Miroir needs a task tracking mechanism for write operations: every write fanned out to N shards should return a global task ID; the orchestrator polls each shard's task status and aggregates into a single status for the caller.
Meilisearch already returns a taskUid per operation. Miroir's task layer: fan out → collect N taskUid values → persist as a composite task → poll each shard → aggregate status (succeeded when all succeeded, failed if any failed).
Topology Change Handling
| System | Node Add | Node Remove | Data Movement |
|---|---|---|---|
| Elasticsearch | Auto rebalance (shard migration) | Manual drain or auto | Yes — shard copies physically moved |
| Typesense | Raft replication to new node | Quorum maintained | Yes — full dataset replicated |
| Quickwit | Hash rebalance, cache misses | Hash rebalance, cache misses | No — data stays in object storage |
| Redis Cluster | Manual slot migration | Manual slot migration | Yes — slot key migration |
For Miroir, document distribution is determined at write time by hashing the document primary key. Adding a node changes the hash space, requiring rebalancing: documents on over-assigned nodes must be re-indexed to under-assigned nodes. This is the most operationally complex part of any distributed search system.
Mitigation strategies:
- Virtual shards (more logical shards than nodes): redistribute virtual shards to new nodes without moving individual documents; only shard-level granularity moves.

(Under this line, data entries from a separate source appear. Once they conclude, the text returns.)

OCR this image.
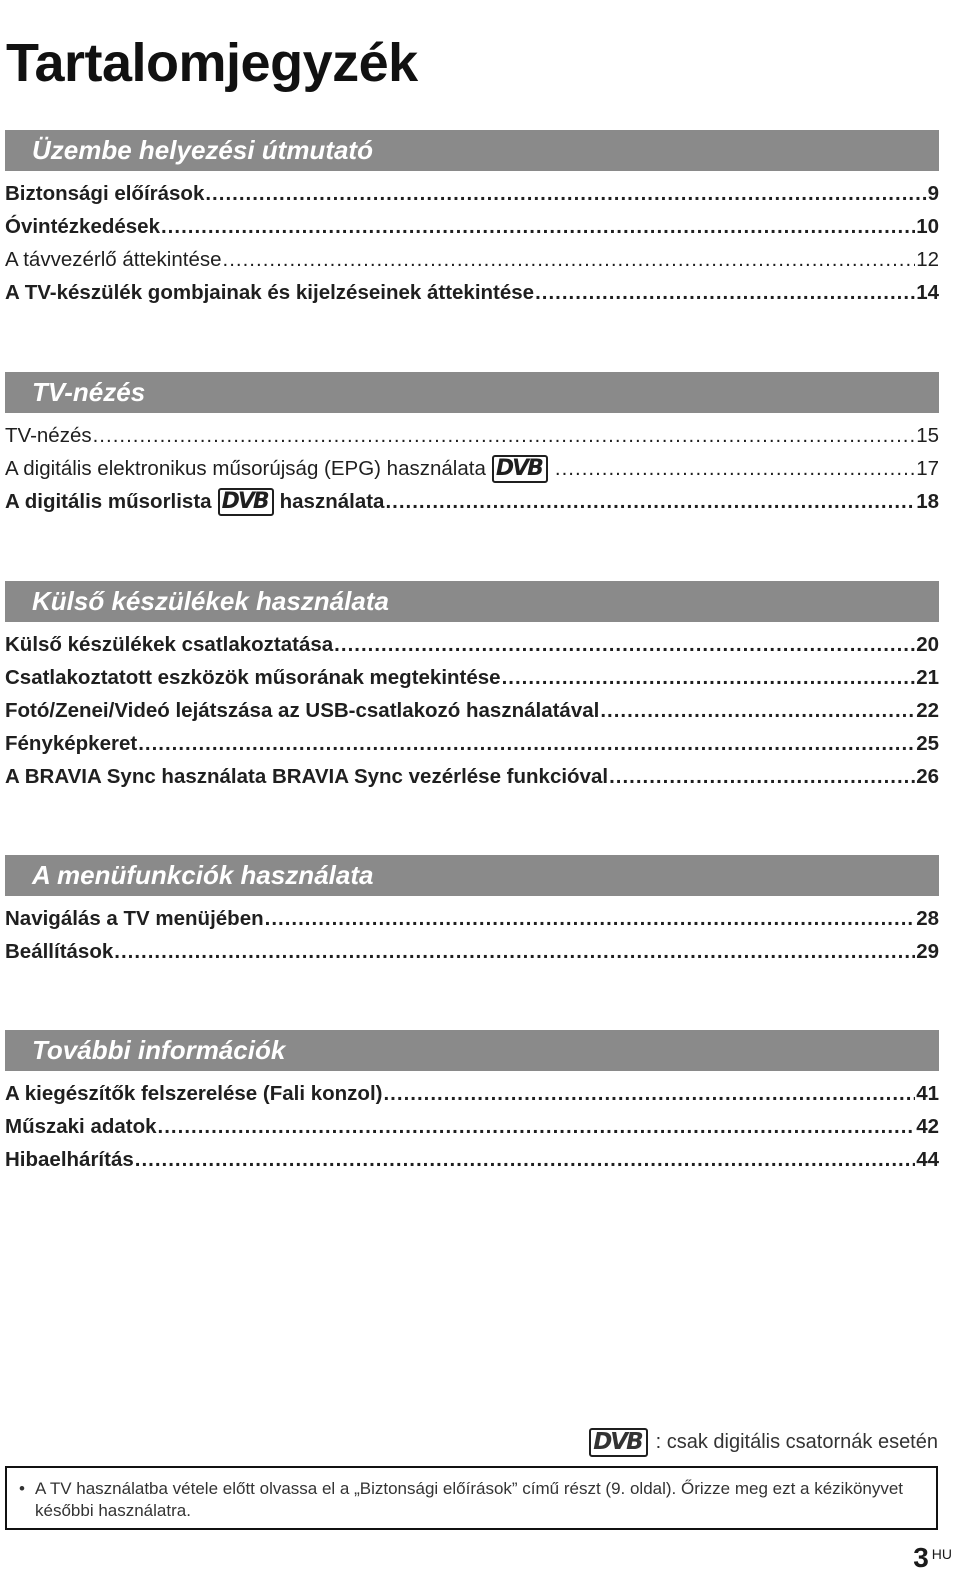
Tartalomjegyzék
Üzembe helyezési útmutató
Biztonsági előírások .....	9
Óvintézkedések .....	10
A távvezérlő áttekintése .....	12
A TV-készülék gombjainak és kijelzéseinek áttekintése .....	14
TV-nézés
TV-nézés .....	15
A digitális elektronikus műsorújság (EPG) használata DVB .....	17
A digitális műsorlista DVB használata .....	18
Külső készülékek használata
Külső készülékek csatlakoztatása .....	20
Csatlakoztatott eszközök műsorának megtekintése .....	21
Fotó/Zenei/Videó lejátszása az USB-csatlakozó használatával .....	22
Fényképkeret .....	25
A BRAVIA Sync használata BRAVIA Sync vezérlése funkcióval .....	26
A menüfunkciók használata
Navigálás a TV menüjében .....	28
Beállítások .....	29
További információk
A kiegészítők felszerelése (Fali konzol) .....	41
Műszaki adatok .....	42
Hibaelhárítás .....	44
DVB : csak digitális csatornák esetén
• A TV használatba vétele előtt olvassa el a „Biztonsági előírások” című részt (9. oldal). Őrizze meg ezt a kézikönyvet későbbi használatra.
3 HU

- Rendezvous hashing: minimizes documents reassigned when a node is added/removed; only 1/N fraction of keys reassign.
- Read-repair / background rebalance: keep old placement serving reads while new placement is populated; cut over after new shard is fully indexed.
Coordinating Node Role
All systems designate one node per query as coordinator (Elasticsearch calls it the coordinating node; Quickwit calls it the root node). Any node can play this role. The coordinator:
- Knows the topology (routing table or metastore query).
- Fans out the query.
- Merges results.
- Returns the response.
For Miroir, the orchestration layer itself is the coordinator — it sits in front of all Meilisearch nodes and implements the scatter-gather loop.